Já lá vão quatro semanas que fomos a eleições e, pela frente, teremos quase outras tantas até que um novo Governo se apresente diante de nós com um programa e um orçamento aprovados. Esperemos sentados, pois.
No que tomou posse anteontem, nem os empossados acreditam. E dele hão de rezar os anais como um dos mais breves da nossa história democrática. Lembra uma turma de milicianos paraquedistas antecipadamente preparados para cair.

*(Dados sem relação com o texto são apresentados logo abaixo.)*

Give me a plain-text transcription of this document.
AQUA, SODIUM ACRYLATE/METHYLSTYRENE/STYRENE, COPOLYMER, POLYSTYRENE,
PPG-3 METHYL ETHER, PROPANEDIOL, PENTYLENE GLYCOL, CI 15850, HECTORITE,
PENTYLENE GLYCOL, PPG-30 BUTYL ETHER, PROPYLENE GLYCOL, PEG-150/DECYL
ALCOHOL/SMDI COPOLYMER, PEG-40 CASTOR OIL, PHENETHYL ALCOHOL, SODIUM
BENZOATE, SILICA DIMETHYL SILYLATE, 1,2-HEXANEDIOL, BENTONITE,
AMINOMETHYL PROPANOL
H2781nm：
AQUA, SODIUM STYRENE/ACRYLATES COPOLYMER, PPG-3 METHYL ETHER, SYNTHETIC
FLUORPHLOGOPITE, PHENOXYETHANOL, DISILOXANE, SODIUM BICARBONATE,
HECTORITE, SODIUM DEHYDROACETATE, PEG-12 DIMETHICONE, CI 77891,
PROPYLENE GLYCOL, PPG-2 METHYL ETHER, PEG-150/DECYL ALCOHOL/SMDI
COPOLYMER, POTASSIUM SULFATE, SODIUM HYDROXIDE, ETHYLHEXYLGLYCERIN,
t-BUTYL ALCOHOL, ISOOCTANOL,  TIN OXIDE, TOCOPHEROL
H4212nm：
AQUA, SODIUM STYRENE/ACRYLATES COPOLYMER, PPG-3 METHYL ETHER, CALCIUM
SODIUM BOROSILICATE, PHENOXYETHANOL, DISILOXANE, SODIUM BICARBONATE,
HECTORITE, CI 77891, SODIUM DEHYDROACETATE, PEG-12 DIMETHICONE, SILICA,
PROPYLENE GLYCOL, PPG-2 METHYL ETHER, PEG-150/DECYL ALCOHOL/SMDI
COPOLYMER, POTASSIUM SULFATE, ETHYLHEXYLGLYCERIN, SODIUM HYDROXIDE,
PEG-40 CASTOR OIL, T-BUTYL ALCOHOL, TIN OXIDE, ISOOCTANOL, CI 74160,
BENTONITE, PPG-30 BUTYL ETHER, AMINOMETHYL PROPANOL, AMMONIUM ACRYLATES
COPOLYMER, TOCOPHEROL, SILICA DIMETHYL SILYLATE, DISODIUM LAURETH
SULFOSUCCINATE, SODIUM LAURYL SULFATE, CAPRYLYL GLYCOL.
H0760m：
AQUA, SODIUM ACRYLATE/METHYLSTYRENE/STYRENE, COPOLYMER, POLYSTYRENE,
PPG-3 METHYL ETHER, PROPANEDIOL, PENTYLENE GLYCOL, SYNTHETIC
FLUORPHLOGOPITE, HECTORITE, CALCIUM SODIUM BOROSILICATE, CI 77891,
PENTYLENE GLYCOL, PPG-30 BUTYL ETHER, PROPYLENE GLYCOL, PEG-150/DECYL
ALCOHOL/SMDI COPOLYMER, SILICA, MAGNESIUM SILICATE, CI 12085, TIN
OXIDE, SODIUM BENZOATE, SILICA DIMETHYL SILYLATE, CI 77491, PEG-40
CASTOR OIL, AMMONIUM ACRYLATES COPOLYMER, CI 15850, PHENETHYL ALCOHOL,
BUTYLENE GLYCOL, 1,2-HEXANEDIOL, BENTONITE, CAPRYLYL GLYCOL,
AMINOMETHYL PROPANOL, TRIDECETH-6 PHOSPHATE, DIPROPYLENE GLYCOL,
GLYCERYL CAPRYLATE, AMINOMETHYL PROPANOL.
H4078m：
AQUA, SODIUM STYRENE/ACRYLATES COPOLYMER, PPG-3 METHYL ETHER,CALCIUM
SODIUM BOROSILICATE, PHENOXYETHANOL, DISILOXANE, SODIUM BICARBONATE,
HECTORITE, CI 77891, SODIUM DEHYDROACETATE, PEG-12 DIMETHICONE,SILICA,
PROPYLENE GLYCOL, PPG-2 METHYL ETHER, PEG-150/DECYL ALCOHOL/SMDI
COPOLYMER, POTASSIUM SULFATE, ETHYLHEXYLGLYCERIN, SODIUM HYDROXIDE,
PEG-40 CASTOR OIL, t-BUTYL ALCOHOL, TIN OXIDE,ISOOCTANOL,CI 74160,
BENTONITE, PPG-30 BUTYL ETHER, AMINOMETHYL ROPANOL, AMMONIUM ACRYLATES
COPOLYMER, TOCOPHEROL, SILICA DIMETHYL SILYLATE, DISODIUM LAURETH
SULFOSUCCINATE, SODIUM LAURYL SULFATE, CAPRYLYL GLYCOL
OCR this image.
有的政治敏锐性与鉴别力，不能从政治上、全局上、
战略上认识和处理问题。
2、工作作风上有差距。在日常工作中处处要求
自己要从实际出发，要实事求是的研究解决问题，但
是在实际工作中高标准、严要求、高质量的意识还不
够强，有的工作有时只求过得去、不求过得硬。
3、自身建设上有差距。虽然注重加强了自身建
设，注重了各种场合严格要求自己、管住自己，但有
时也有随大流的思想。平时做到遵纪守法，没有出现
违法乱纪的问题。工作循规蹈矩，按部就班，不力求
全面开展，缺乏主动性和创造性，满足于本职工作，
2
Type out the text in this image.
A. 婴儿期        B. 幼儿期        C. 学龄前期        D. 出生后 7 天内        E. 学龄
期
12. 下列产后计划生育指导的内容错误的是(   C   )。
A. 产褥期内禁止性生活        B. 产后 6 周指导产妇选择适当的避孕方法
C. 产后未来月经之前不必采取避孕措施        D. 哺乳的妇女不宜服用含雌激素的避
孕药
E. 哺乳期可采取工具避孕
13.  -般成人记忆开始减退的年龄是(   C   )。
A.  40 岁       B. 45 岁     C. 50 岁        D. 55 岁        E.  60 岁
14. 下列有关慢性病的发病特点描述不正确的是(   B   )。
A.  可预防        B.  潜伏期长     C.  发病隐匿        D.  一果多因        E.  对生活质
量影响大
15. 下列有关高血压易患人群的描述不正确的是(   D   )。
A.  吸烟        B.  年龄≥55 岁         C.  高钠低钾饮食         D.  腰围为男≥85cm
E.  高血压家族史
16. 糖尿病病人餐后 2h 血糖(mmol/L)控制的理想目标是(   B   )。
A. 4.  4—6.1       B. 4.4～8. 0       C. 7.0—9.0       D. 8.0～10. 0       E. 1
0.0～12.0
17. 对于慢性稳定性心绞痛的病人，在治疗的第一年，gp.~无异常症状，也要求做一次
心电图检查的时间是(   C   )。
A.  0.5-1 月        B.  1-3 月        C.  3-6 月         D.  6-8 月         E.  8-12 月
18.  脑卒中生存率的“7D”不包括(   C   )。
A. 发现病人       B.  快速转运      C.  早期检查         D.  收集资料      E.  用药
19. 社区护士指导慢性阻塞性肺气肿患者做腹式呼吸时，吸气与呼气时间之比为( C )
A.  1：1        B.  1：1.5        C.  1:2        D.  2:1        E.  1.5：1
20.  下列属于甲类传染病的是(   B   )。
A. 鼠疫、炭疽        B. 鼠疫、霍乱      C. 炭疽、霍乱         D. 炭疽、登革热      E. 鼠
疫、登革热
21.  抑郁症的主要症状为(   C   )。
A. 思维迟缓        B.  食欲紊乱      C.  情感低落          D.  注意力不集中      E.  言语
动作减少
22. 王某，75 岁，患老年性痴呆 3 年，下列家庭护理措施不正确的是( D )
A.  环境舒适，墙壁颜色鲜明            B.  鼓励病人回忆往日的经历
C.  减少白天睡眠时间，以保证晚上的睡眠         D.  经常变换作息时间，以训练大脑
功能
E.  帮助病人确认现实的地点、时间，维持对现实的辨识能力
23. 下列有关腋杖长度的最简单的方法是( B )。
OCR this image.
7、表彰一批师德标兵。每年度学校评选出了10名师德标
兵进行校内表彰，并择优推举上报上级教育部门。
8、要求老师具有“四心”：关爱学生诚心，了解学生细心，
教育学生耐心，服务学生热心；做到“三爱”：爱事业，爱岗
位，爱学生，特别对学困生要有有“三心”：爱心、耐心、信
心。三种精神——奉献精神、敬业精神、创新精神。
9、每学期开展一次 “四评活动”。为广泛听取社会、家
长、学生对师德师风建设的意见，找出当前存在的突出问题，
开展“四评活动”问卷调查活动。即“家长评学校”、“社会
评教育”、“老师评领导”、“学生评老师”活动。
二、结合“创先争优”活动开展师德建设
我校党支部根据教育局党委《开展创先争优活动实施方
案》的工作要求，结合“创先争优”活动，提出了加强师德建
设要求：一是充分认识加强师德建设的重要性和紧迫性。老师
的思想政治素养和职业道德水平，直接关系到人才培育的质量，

Bem pregou o presidente que, durante meses, foi dizendo que “é extremamente desejável que o próximo Governo disponha de apoio maioritário e consistente na Assembleia da República”. Por mais polémicas que possam suscitar algumas das suas palavras, havemos de concordar que “a incerteza sobre o destino de um Governo, a instabilidade permanente, a contínua ameaça de queda do Executivo são riscos que, na atual conjuntura, o país não deve correr”.
Mas corre. E decorre, porque é esse o quadro que resultou da vontade soberana do povo, ao eleger uma maioria de deputados hostis à coligação que nos governou nos últimos quatro anos.
Os anos da crise que nos empobreceu cavaram a desconfiança. Onde se desejavam pontes e diálogo acentuaram-se divisões. E está aí um tempo novo, de crispação. A responsabilidade coletiva dos que votaram não isenta, porém, a responsabilidade maior daqueles a quem confiamos a condução dos nossos destinos. A começar no próprio presidente, que não deu ouvidos a quantos, mesmo entre os conselheiros de Estado, o exortaram a marcar eleições para antes do verão, quando perfaziam os quatro anos da legislatura.
Agora, temos um país adiado, sem Orçamento do Estado, e atrasado na resposta a alguns dos seus compromissos internacionais. À crise económica juntámos uma crise política cujo desfecho ainda desconhecemos. Porque não basta afirmar uma maioria hostil aos que estão. É preciso que essa maioria se traduza numa alternativa positiva, clara e credível, com acordo de rumo e papel assinado.
O problema maior é que a crise tem gente dentro, pessoas reais, milhares de desempregados, empresas e investidores com decisões suspensas ou bloqueadas, à espera de uma orientação.
Seja qual for o Governo que aí vem, lá para meados de novembro, o ano de 2016 prenuncia dificuldades e margem estreita. Não há mais emprego sem mais investimento. E não há investimento sem confiança. Da mesma forma que não é possível distribuir valor que não se cria. Por cá, navegação à vista é fado antigo, estafado.